Una volta tanto, il tema del mio post non sarà tanto l’importanza di introdurre l’insegnamento dell’informatica come disciplina scientifica nelle scuole, ma una discussione sui benefici educativi legati a questa formazione discutendo un caso particolarissimo, quello del politico. Tre anni fa, in un convegno del nostro progetto “Programma il Futuro” alla Camera dei Deputati in cui abbiamo discusso l’importanza della formazione informatica nella scuola, durante una chiacchierata finale con bambine e bambini su cosa volessero fare da grandi, una di loro ha detto che voleva fare la parlamentare. Nel mio commento a caldo, che potete rivedere nella clip qua sotto, le davo ragione perché, in fin dei conti, voleva continuare a esercitare il pensiero computazionale.

https://youtu.be/aMIP0PZcOAs

Da un po’ di anni, in Italia e nel resto del mondo si usa questo termine, “pensiero computazionale” (computational thinking in inglese), per parlare dell’insegnamento nella scuola dell’informatica come disciplina scientifica. Ho discusso diverse volte il significato di questo termine (per esempio qui e qui) e la sua importanza per il mondo scolastico (per esempio qui e qui). Dando per scontato un lettore diligente o attento, parto quindi ricordando la sua definizione: “Il pensiero computazionale è l’insieme dei processi mentali usati per modellare una situazione e specificare i modi mediante i quali un agente elaboratore di informazioni può operare in modo effettivo all’interno della situazione stessa per raggiungere uno o più obiettivi forniti dall’esterno”.

Ogni scienziato affronta i problemi della sua disciplina con una differente forma mentis: per un fisico le situazioni vengono descritte in termini di masse, forze e campi, un biologo usa i concetti di cellula, metabolismo, riproduzione, un chimico molecola, reazione, e così via. Quando gli informatici studiano un problema, applicano la particolare forma mentale che hanno acquisito con la pratica di questa materia, forma che definiamo appunto pensiero computazionale. Esso è caratterizzato dall’affrontare un problema in termini di un esecutore al quale bisogna fornire istruzioni che lo mettono in grado di risolvere automaticamente e meccanicamente un problema.

Quest’approccio, che descrive i fenomeni come se fossero processi che elaborano rappresentazioni dei dati secondo regole descritte in altre rappresentazioni dei dati, fornisce un utile punto di vista, aggiuntivo e complementare a quello di altre discipline, per descrivere e spiegare ciò che accade. È una delle tecniche essenziali per la messa a punto di farmaci personalizzati (nella veste della bio-informatica) ma anche di servizi personalizzati (sotto forma di intelligenza artificiale). Sorprendentemente, trova una delle sue più alte applicazioni nell’attività di un politico, quando svolta a regola d’arte.

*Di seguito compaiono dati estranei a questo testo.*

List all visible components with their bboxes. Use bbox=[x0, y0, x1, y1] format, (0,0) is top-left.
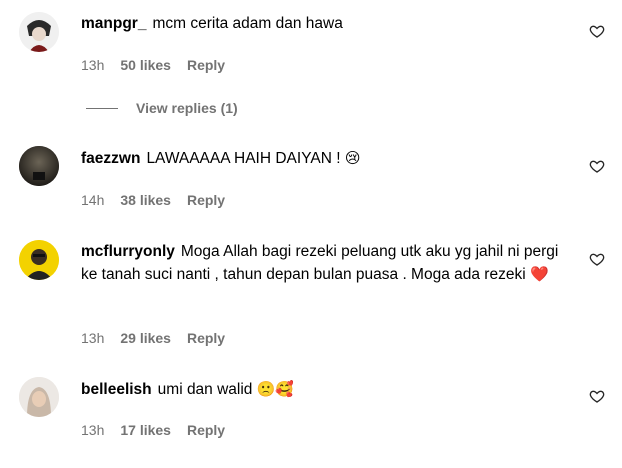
heart-outline-icon bbox=[589, 390, 605, 403]
profile-avatar-icon bbox=[19, 240, 59, 280]
comment-time: 13h bbox=[81, 330, 105, 346]
comment-meta: 14h 38 likes Reply bbox=[81, 192, 241, 208]
comment-meta: 13h 50 likes Reply bbox=[81, 57, 241, 73]
reply-button[interactable]: Reply bbox=[187, 422, 225, 438]
emoji: 😢 bbox=[344, 149, 361, 167]
comment-body: manpgr_ mcm cerita adam dan hawa bbox=[81, 12, 571, 35]
comment-likes[interactable]: 38 likes bbox=[120, 192, 171, 208]
reply-button[interactable]: Reply bbox=[187, 192, 225, 208]
comment-meta: 13h 29 likes Reply bbox=[81, 330, 241, 346]
like-button[interactable] bbox=[589, 388, 605, 404]
avatar[interactable] bbox=[19, 12, 59, 52]
comment-username[interactable]: manpgr_ bbox=[81, 15, 146, 32]
profile-avatar-icon bbox=[19, 146, 59, 186]
like-button[interactable] bbox=[589, 23, 605, 39]
comment-likes[interactable]: 17 likes bbox=[120, 422, 171, 438]
comment-time: 13h bbox=[81, 57, 105, 73]
view-replies-button[interactable]: View replies (1) bbox=[86, 100, 238, 116]
avatar[interactable] bbox=[19, 146, 59, 186]
like-button[interactable] bbox=[589, 158, 605, 174]
like-button[interactable] bbox=[589, 251, 605, 267]
reply-button[interactable]: Reply bbox=[187, 330, 225, 346]
comment-likes[interactable]: 29 likes bbox=[120, 330, 171, 346]
profile-avatar-icon bbox=[19, 12, 59, 52]
avatar[interactable] bbox=[19, 377, 59, 417]
comment-username[interactable]: faezzwn bbox=[81, 150, 140, 167]
reply-button[interactable]: Reply bbox=[187, 57, 225, 73]
heart-outline-icon bbox=[589, 25, 605, 38]
comment-time: 14h bbox=[81, 192, 105, 208]
comment-body: faezzwn LAWAAAAA HAIH DAIYAN ! 😢 bbox=[81, 147, 571, 170]
view-replies-label: View replies (1) bbox=[136, 100, 238, 116]
comment-likes[interactable]: 50 likes bbox=[120, 57, 171, 73]
comment-time: 13h bbox=[81, 422, 105, 438]
comment-body: belleelish umi dan walid 🙁🥰 bbox=[81, 378, 571, 401]
emoji: 🙁🥰 bbox=[256, 380, 295, 398]
heart-outline-icon bbox=[589, 253, 605, 266]
comment-username[interactable]: mcflurryonly bbox=[81, 243, 175, 260]
comment-text: umi dan walid bbox=[157, 381, 253, 398]
avatar[interactable] bbox=[19, 240, 59, 280]
heart-outline-icon bbox=[589, 160, 605, 173]
comment-text: mcm cerita adam dan hawa bbox=[152, 15, 343, 32]
comment-body: mcflurryonly Moga Allah bagi rezeki pelua… bbox=[81, 240, 571, 286]
comment-username[interactable]: belleelish bbox=[81, 381, 152, 398]
comment-meta: 13h 17 likes Reply bbox=[81, 422, 241, 438]
heart-emoji: ❤️ bbox=[529, 265, 549, 283]
comment-text: LAWAAAAA HAIH DAIYAN ! bbox=[146, 150, 341, 167]
profile-avatar-icon bbox=[19, 377, 59, 417]
divider-line bbox=[86, 107, 118, 109]
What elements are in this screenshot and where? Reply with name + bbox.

Semplificando un po’, un politico ha come obiettivo il miglioramento di una certa situazione, data tutta una serie di condizioni e di vincoli. A scanso di equivoci, mi è chiarissimo che un politico opera in uno scenario in cui gli “attori” sono persone, cioè quanto di più lontano possa esistere da meccanismi rigidamente predeterminati ed è quindi chiaro che un politico deve avere capacità di empatia, di relazione e di comunicazione. Ma questo, per lo meno per un politico di alto livello, lo do un po’ per scontato. Ciò che invece non è scontata è la capacità di operare su un piano razionale, per capire come procedere per far eseguire a un complicatissimo esecutore – costituito dalle varie forze sociali e organizzazioni pubbliche e private – un processo che soddisfi i vari interessi, spesso contrastanti tra loro. Poi, definire un “programma” per concretizzare tale processo in base a vincoli e risorse esistenti. Infine, monitorarne l’attuazione e aggiustare il tiro secondo necessità.

Non è un approccio concettualmente differente da quello che un ingegnere informatico usa (o dovrebbe usare: alle volte nella realtà non si riesce a operare seguendo fedelmente i manuali) per progettare e realizzare un sistema che soddisfa le esigenze di un cliente. Si tratta sempre di pensiero computazionale, ma a un più elevato livello di difficoltà e astrazione. Esercitare i ragazzi fin dalla scuola a questa competenza potrebbe magari produrre leader più efficaci. Nell’impenetrabile intuitiva saggezza dell’infanzia, quella bambina aveva visto più lungo di molti di noi. La discussione con i lettori interessati proseguirà su questo blog interdisciplinare.